Nel quadro di DeloitteKieran guida gli sforzi di trasformazione dell'IA per la divisione Cyber ​​statunitense. Supervisiona la progettazione, lo sviluppo e l'implementazione sul mercato di soluzioni di IA e automazione, aiutando i clienti a migliorare le proprie capacità informatiche e ad adottare tecnologie di IA/IA di generazione, gestendo efficacemente i rischi associati.

Esternamente, Kieran aiuta i clienti a evolvere le loro strategie di sicurezza tradizionali per supportare la trasformazione digitale, modernizzare le supply chain, accelerare il time-to-market, ridurre i costi e raggiungere altri obiettivi aziendali critici.

Con gli agenti di intelligenza artificiale che diventano sempre più autonomi, quali nuove categorie di minacce alla sicurezza informatica stanno emergendo che le aziende potrebbero non comprendere ancora appieno?

I rischi associati all'utilizzo di nuove tecnologie legate all'intelligenza artificiale per progettare, costruire, distribuire e gestire gli agenti possono essere compresi, ma la loro operatività è tutta un'altra questione.

L'agenzia e l'autonomia degli agenti di IA – la capacità degli agenti di percepire, decidere, agire e operare indipendentemente dagli esseri umani – possono creare difficoltà nel mantenere la visibilità e il controllo sulle relazioni e le interazioni che i modelli/agenti intrattengono con utenti, dati e altri agenti. Con il continuo moltiplicarsi degli agenti all'interno dell'azienda, connettendo più piattaforme e servizi con crescente autonomia e diritti decisionali, questo diventerà sempre più difficile. Le minacce associate a un'agenzia/autonomia di IA scarsamente protetta, eccessiva o ombra sono numerose. Tra queste, possono rientrare la fuga di dati, la manipolazione degli agenti (tramite iniezione di prompt, ecc.) e catene di attacchi agente-agente. Non tutte queste minacce sono presenti qui e ora, ma le aziende dovrebbero considerare come gestirle man mano che adottano e sviluppano le capacità basate sull'IA.

La gestione delle identità AI è un altro rischio che dovrebbe essere attentamente considerato. Identificare, definire e gestire le identità macchina degli agenti AI diventerà più complesso con l'aumento del numero di agenti distribuiti e utilizzati nelle aziende. La natura effimera dei modelli/componenti AI, che vengono attivati ​​e disattivati ​​ripetutamente in circostanze variabili, comporterà difficoltà nel mantenimento di questi ID modello. Le identità modello sono necessarie per monitorare l'attività e il comportamento degli agenti sia dal punto di vista della sicurezza che dell'affidabilità. Se non implementate e monitorate correttamente, l'individuazione di potenziali problemi (prestazioni, sicurezza, ecc.) sarà molto complessa.

Quanto dovremmo preoccuparci degli attacchi di avvelenamento dei dati nei processi di addestramento dell'intelligenza artificiale e quali sono le migliori strategie di prevenzione?

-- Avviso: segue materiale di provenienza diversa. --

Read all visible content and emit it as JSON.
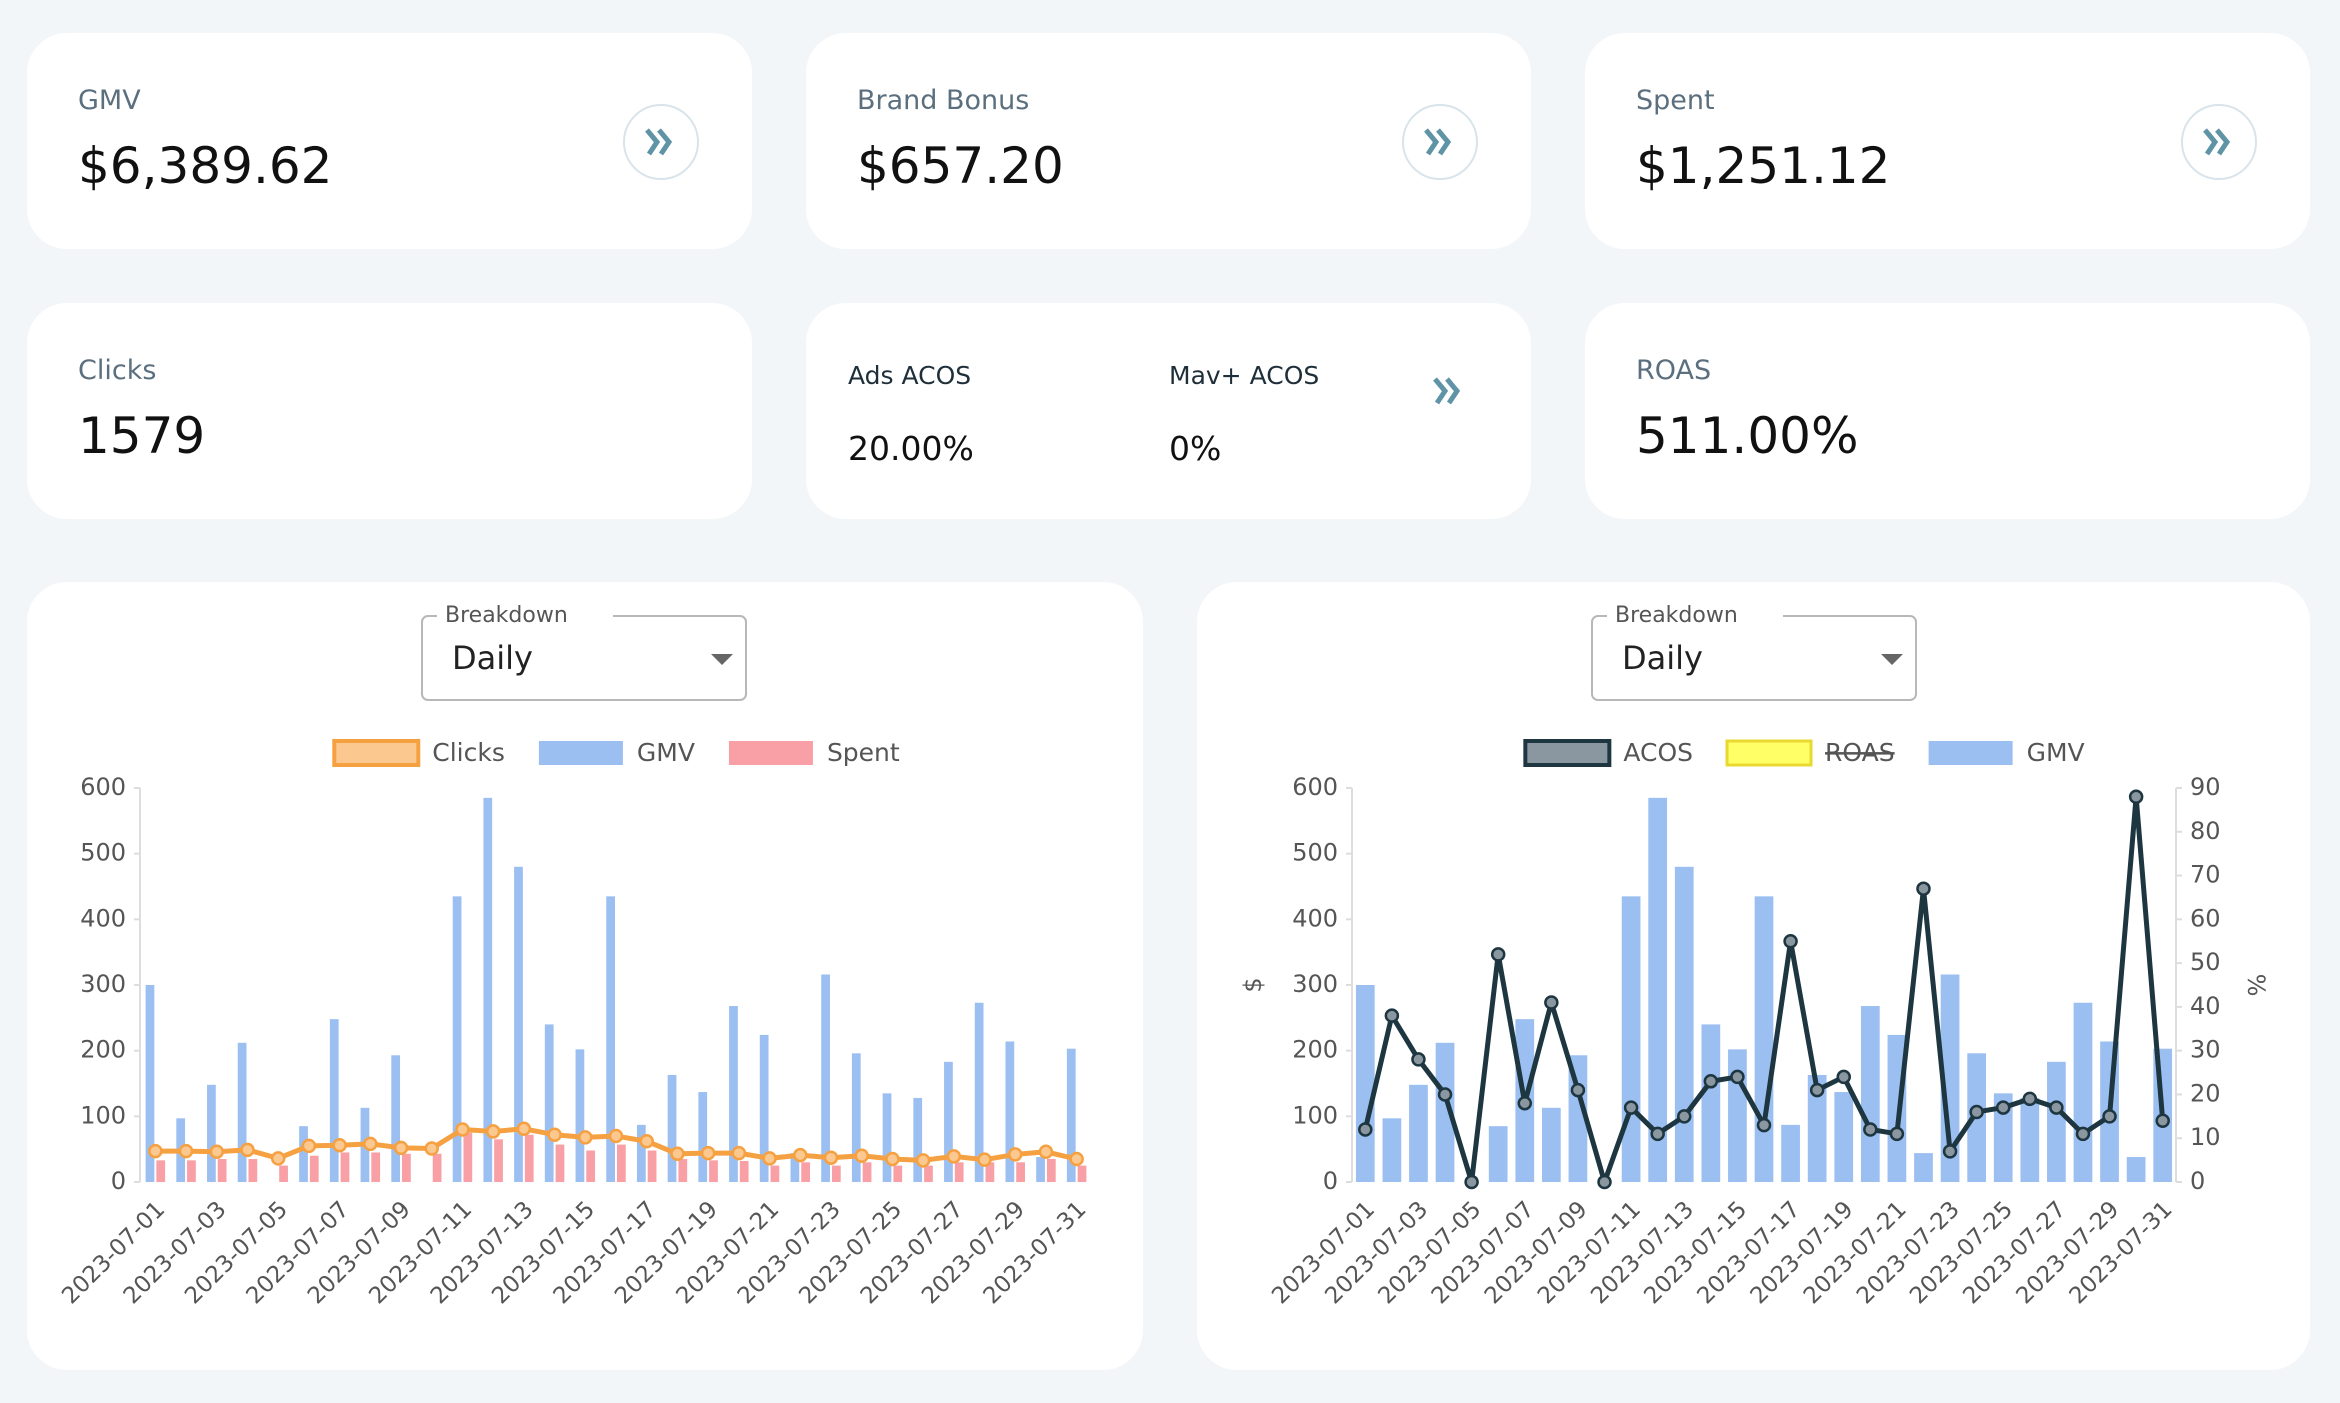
{
  "cards": [
    {
      "label": "GMV",
      "value": "$6,389.62"
    },
    {
      "label": "Brand Bonus",
      "value": "$657.20"
    },
    {
      "label": "Spent",
      "value": "$1,251.12"
    },
    {
      "label": "Clicks",
      "value": "1579"
    },
    {
      "items": [
        {
          "label": "Ads ACOS",
          "value": "20.00%"
        },
        {
          "label": "Mav+ ACOS",
          "value": "0%"
        }
      ]
    },
    {
      "label": "ROAS",
      "value": "511.00%"
    }
  ],
  "chart_data": [
    {
      "type": "bar",
      "breakdown": {
        "label": "Breakdown",
        "value": "Daily"
      },
      "legend": "top",
      "grid": false,
      "categories": [
        "2023-07-01",
        null,
        "2023-07-03",
        null,
        "2023-07-05",
        null,
        "2023-07-07",
        null,
        "2023-07-09",
        null,
        "2023-07-11",
        null,
        "2023-07-13",
        null,
        "2023-07-15",
        null,
        "2023-07-17",
        null,
        "2023-07-19",
        null,
        "2023-07-21",
        null,
        "2023-07-23",
        null,
        "2023-07-25",
        null,
        "2023-07-27",
        null,
        "2023-07-29",
        null,
        "2023-07-31"
      ],
      "ylim": [
        0,
        600
      ],
      "yticks": [
        0,
        100,
        200,
        300,
        400,
        500,
        600
      ],
      "series": [
        {
          "name": "Clicks",
          "type": "line",
          "color": "#f5a142",
          "fill": "#fbc88f",
          "values": [
            47,
            47,
            46,
            49,
            36,
            55,
            56,
            58,
            52,
            51,
            80,
            77,
            81,
            72,
            68,
            70,
            62,
            43,
            44,
            44,
            36,
            41,
            37,
            40,
            35,
            33,
            39,
            34,
            42,
            46,
            35
          ]
        },
        {
          "name": "GMV",
          "color": "#9cbff2",
          "values": [
            300,
            97,
            148,
            212,
            0,
            85,
            248,
            113,
            193,
            0,
            435,
            585,
            480,
            240,
            202,
            435,
            87,
            163,
            137,
            268,
            224,
            44,
            316,
            196,
            135,
            128,
            183,
            273,
            214,
            38,
            203
          ]
        },
        {
          "name": "Spent",
          "color": "#f8a0a5",
          "values": [
            33,
            33,
            35,
            35,
            25,
            40,
            45,
            45,
            43,
            43,
            75,
            65,
            72,
            57,
            48,
            57,
            48,
            35,
            33,
            32,
            25,
            30,
            25,
            30,
            25,
            25,
            30,
            30,
            30,
            35,
            25
          ]
        }
      ]
    },
    {
      "type": "bar",
      "breakdown": {
        "label": "Breakdown",
        "value": "Daily"
      },
      "legend": "top",
      "grid": false,
      "ylabel": "$",
      "y2label": "%",
      "categories": [
        "2023-07-01",
        null,
        "2023-07-03",
        null,
        "2023-07-05",
        null,
        "2023-07-07",
        null,
        "2023-07-09",
        null,
        "2023-07-11",
        null,
        "2023-07-13",
        null,
        "2023-07-15",
        null,
        "2023-07-17",
        null,
        "2023-07-19",
        null,
        "2023-07-21",
        null,
        "2023-07-23",
        null,
        "2023-07-25",
        null,
        "2023-07-27",
        null,
        "2023-07-29",
        null,
        "2023-07-31"
      ],
      "ylim": [
        0,
        600
      ],
      "yticks": [
        0,
        100,
        200,
        300,
        400,
        500,
        600
      ],
      "y2lim": [
        0,
        90
      ],
      "y2ticks": [
        0,
        10,
        20,
        30,
        40,
        50,
        60,
        70,
        80,
        90
      ],
      "series": [
        {
          "name": "ACOS",
          "type": "line",
          "axis": "y2",
          "color": "#1d3640",
          "fill": "#8a97a0",
          "values": [
            12,
            38,
            28,
            20,
            0,
            52,
            18,
            41,
            21,
            0,
            17,
            11,
            15,
            23,
            24,
            13,
            55,
            21,
            24,
            12,
            11,
            67,
            7,
            16,
            17,
            19,
            17,
            11,
            15,
            88,
            14
          ]
        },
        {
          "name": "ROAS",
          "color": "#ffff66",
          "border": "#e8d830",
          "hidden": true
        },
        {
          "name": "GMV",
          "color": "#9cbff2",
          "values": [
            300,
            97,
            148,
            212,
            0,
            85,
            248,
            113,
            193,
            0,
            435,
            585,
            480,
            240,
            202,
            435,
            87,
            163,
            137,
            268,
            224,
            44,
            316,
            196,
            135,
            128,
            183,
            273,
            214,
            38,
            203
          ]
        }
      ]
    }
  ]
}
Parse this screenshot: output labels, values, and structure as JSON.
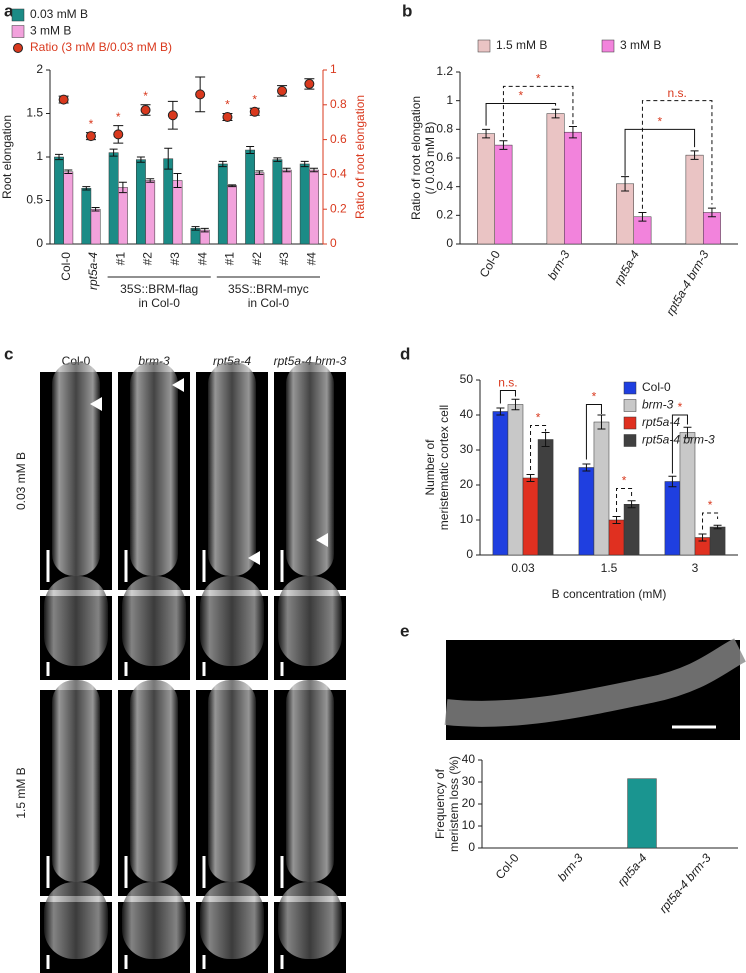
{
  "figure": {
    "panel_labels": [
      "a",
      "b",
      "c",
      "d",
      "e"
    ]
  },
  "micrographs": {
    "columns": [
      "Col-0",
      "brm-3",
      "rpt5a-4",
      "rpt5a-4 brm-3"
    ],
    "rows": [
      "0.03 mM B",
      "1.5 mM B"
    ]
  },
  "chart_data": [
    {
      "type": "bar",
      "ylabel": [
        "Root elongation"
      ],
      "y2label": "Ratio of root elongation",
      "categories": [
        "Col-0",
        "rpt5a-4",
        "#1",
        "#2",
        "#3",
        "#4",
        "#1",
        "#2",
        "#3",
        "#4"
      ],
      "groups": [
        {
          "lines": [
            "35S::BRM-flag",
            "in Col-0"
          ]
        },
        {
          "lines": [
            "35S::BRM-myc",
            "in Col-0"
          ]
        }
      ],
      "series": [
        {
          "name": "0.03 mM B",
          "color": "#1b8b86",
          "values": [
            1.0,
            0.64,
            1.05,
            0.97,
            0.98,
            0.18,
            0.92,
            1.08,
            0.97,
            0.92
          ],
          "errors": [
            0.03,
            0.02,
            0.04,
            0.03,
            0.12,
            0.02,
            0.03,
            0.04,
            0.02,
            0.03
          ]
        },
        {
          "name": "3 mM B",
          "color": "#f2a2dc",
          "values": [
            0.83,
            0.4,
            0.65,
            0.73,
            0.73,
            0.16,
            0.67,
            0.82,
            0.85,
            0.85
          ],
          "errors": [
            0.02,
            0.02,
            0.06,
            0.02,
            0.08,
            0.02,
            0.01,
            0.02,
            0.02,
            0.02
          ]
        },
        {
          "name": "Ratio (3 mM B/0.03 mM B)",
          "type": "scatter",
          "axis": "y2",
          "color": "#d9391e",
          "values": [
            0.83,
            0.62,
            0.63,
            0.77,
            0.74,
            0.86,
            0.73,
            0.76,
            0.88,
            0.92
          ],
          "errors": [
            0.02,
            0.02,
            0.05,
            0.03,
            0.08,
            0.1,
            0.02,
            0.02,
            0.03,
            0.03
          ],
          "significance": [
            null,
            "*",
            "*",
            "*",
            null,
            null,
            "*",
            "*",
            null,
            null
          ]
        }
      ],
      "ylim": [
        0,
        2
      ],
      "yticks": [
        0,
        0.5,
        1,
        1.5,
        2
      ],
      "y2lim": [
        0,
        1
      ],
      "y2ticks": [
        0,
        0.2,
        0.4,
        0.6,
        0.8,
        1
      ]
    },
    {
      "type": "bar",
      "ylabel": [
        "Ratio of root elongation",
        "(/ 0.03 mM B)"
      ],
      "categories": [
        "Col-0",
        "brm-3",
        "rpt5a-4",
        "rpt5a-4 brm-3"
      ],
      "series": [
        {
          "name": "1.5 mM B",
          "color": "#eac4c4",
          "values": [
            0.77,
            0.91,
            0.42,
            0.62
          ],
          "errors": [
            0.03,
            0.03,
            0.05,
            0.03
          ]
        },
        {
          "name": "3 mM B",
          "color": "#f283dc",
          "values": [
            0.69,
            0.78,
            0.19,
            0.22
          ],
          "errors": [
            0.03,
            0.04,
            0.03,
            0.03
          ]
        }
      ],
      "annotations": [
        "*",
        "*",
        "*",
        "n.s."
      ],
      "ylim": [
        0,
        1.2
      ],
      "yticks": [
        0,
        0.2,
        0.4,
        0.6,
        0.8,
        1,
        1.2
      ]
    },
    {
      "type": "bar",
      "ylabel": [
        "Number of",
        "meristematic cortex cell"
      ],
      "xlabel": "B concentration (mM)",
      "categories": [
        "0.03",
        "1.5",
        "3"
      ],
      "series": [
        {
          "name": "Col-0",
          "color": "#1f3fe0",
          "values": [
            41,
            25,
            21
          ],
          "errors": [
            1,
            1,
            1.5
          ]
        },
        {
          "name": "brm-3",
          "color": "#c8c8c8",
          "values": [
            43,
            38,
            35
          ],
          "errors": [
            1.5,
            2,
            1.5
          ]
        },
        {
          "name": "rpt5a-4",
          "color": "#e03020",
          "values": [
            22,
            10,
            5
          ],
          "errors": [
            1,
            1,
            1
          ]
        },
        {
          "name": "rpt5a-4 brm-3",
          "color": "#404040",
          "values": [
            33,
            14.5,
            8
          ],
          "errors": [
            2,
            1,
            0.5
          ]
        }
      ],
      "annotations": [
        "n.s.",
        "*",
        "*",
        "*",
        "*",
        "*"
      ],
      "ylim": [
        0,
        50
      ],
      "yticks": [
        0,
        10,
        20,
        30,
        40,
        50
      ]
    },
    {
      "type": "bar",
      "ylabel": [
        "Frequency of",
        "meristem loss (%)"
      ],
      "categories": [
        "Col-0",
        "brm-3",
        "rpt5a-4",
        "rpt5a-4 brm-3"
      ],
      "values": [
        0,
        0,
        31.5,
        0
      ],
      "color": "#1a9590",
      "ylim": [
        0,
        40
      ],
      "yticks": [
        0,
        10,
        20,
        30,
        40
      ]
    }
  ]
}
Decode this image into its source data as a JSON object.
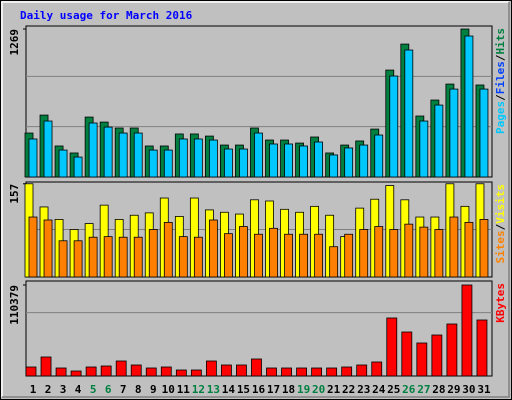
{
  "title": "Daily usage for March 2016",
  "legend_separator": "/",
  "chart_data": [
    {
      "type": "bar",
      "ylim": [
        0,
        1295
      ],
      "yticks": [
        1269
      ],
      "series": [
        {
          "name": "Hits",
          "color": "#008040",
          "values": [
            377,
            531,
            266,
            206,
            514,
            471,
            420,
            420,
            266,
            266,
            369,
            369,
            351,
            274,
            274,
            420,
            317,
            317,
            291,
            343,
            206,
            274,
            309,
            411,
            917,
            1140,
            523,
            660,
            797,
            1269,
            789
          ]
        },
        {
          "name": "Pages",
          "color": "#00c8ff",
          "values": [
            326,
            480,
            231,
            171,
            463,
            428,
            377,
            377,
            231,
            231,
            326,
            326,
            317,
            240,
            240,
            377,
            283,
            283,
            266,
            300,
            189,
            249,
            274,
            360,
            866,
            1089,
            480,
            617,
            754,
            1209,
            754
          ]
        }
      ],
      "legend_extra": {
        "name": "Files",
        "color": "#0040ff"
      },
      "legend_order": [
        "Pages",
        "Files",
        "Hits"
      ]
    },
    {
      "type": "bar",
      "ylim": [
        0,
        160
      ],
      "yticks": [
        157
      ],
      "series": [
        {
          "name": "Visits",
          "color": "#ffff00",
          "values": [
            157,
            118,
            97,
            80,
            90,
            121,
            97,
            104,
            108,
            133,
            102,
            133,
            113,
            109,
            106,
            130,
            128,
            114,
            109,
            119,
            104,
            68,
            116,
            131,
            154,
            130,
            101,
            101,
            157,
            119,
            157
          ]
        },
        {
          "name": "Sites",
          "color": "#ff8000",
          "values": [
            101,
            96,
            61,
            61,
            67,
            68,
            67,
            67,
            80,
            92,
            68,
            67,
            96,
            73,
            85,
            72,
            82,
            72,
            72,
            72,
            51,
            72,
            80,
            85,
            80,
            89,
            84,
            80,
            101,
            92,
            97
          ]
        }
      ],
      "legend_order": [
        "Sites",
        "Visits"
      ]
    },
    {
      "type": "bar",
      "ylim": [
        0,
        115230
      ],
      "yticks": [
        110379
      ],
      "series": [
        {
          "name": "KBytes",
          "color": "#ff0000",
          "values": [
            10917,
            23047,
            9704,
            6065,
            10917,
            12130,
            18195,
            13343,
            9704,
            10917,
            7278,
            7278,
            18195,
            13343,
            13343,
            20621,
            9704,
            9704,
            9704,
            9704,
            9704,
            10917,
            13343,
            16982,
            70354,
            53372,
            40029,
            49733,
            63076,
            110379,
            67928
          ]
        }
      ],
      "legend_order": [
        "KBytes"
      ],
      "categories": [
        "1",
        "2",
        "3",
        "4",
        "5",
        "6",
        "7",
        "8",
        "9",
        "10",
        "11",
        "12",
        "13",
        "14",
        "15",
        "16",
        "17",
        "18",
        "19",
        "20",
        "21",
        "22",
        "23",
        "24",
        "25",
        "26",
        "27",
        "28",
        "29",
        "30",
        "31"
      ],
      "category_colors": [
        "#000000",
        "#000000",
        "#000000",
        "#000000",
        "#008040",
        "#008040",
        "#000000",
        "#000000",
        "#000000",
        "#000000",
        "#000000",
        "#008040",
        "#008040",
        "#000000",
        "#000000",
        "#000000",
        "#000000",
        "#000000",
        "#008040",
        "#008040",
        "#000000",
        "#000000",
        "#000000",
        "#000000",
        "#000000",
        "#008040",
        "#008040",
        "#000000",
        "#000000",
        "#000000",
        "#000000"
      ]
    }
  ]
}
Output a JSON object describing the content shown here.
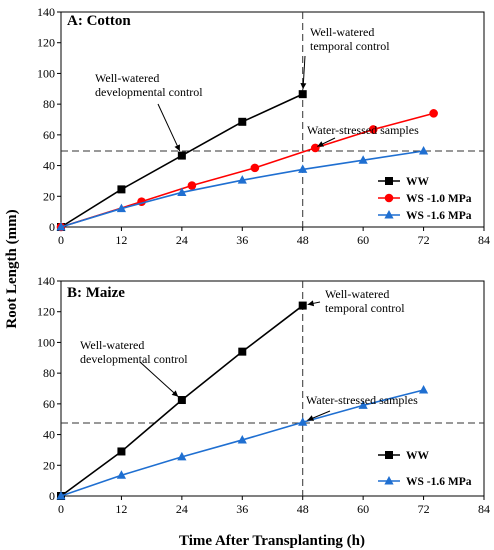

L'avvelenamento dei dati rappresenta uno dei diversi modi per influenzare/manipolare i modelli di intelligenza artificiale all'interno del ciclo di vita dello sviluppo dei modelli. L'avvelenamento si verifica in genere quando un malintenzionato inserisce dati dannosi nel set di addestramento. Tuttavia, è importante notare che, oltre ad attori avversari espliciti, l'avvelenamento dei dati può verificarsi a causa di errori o problemi sistemici nella generazione dei dati. Man mano che le organizzazioni diventano sempre più affamate di dati e cercano dati utilizzabili in più luoghi (ad esempio, annotazioni manuali esternalizzate, set di dati sintetici acquistati o generati, ecc.), la possibilità di avvelenare involontariamente i dati di addestramento aumenta e potrebbe non essere sempre facilmente diagnosticabile.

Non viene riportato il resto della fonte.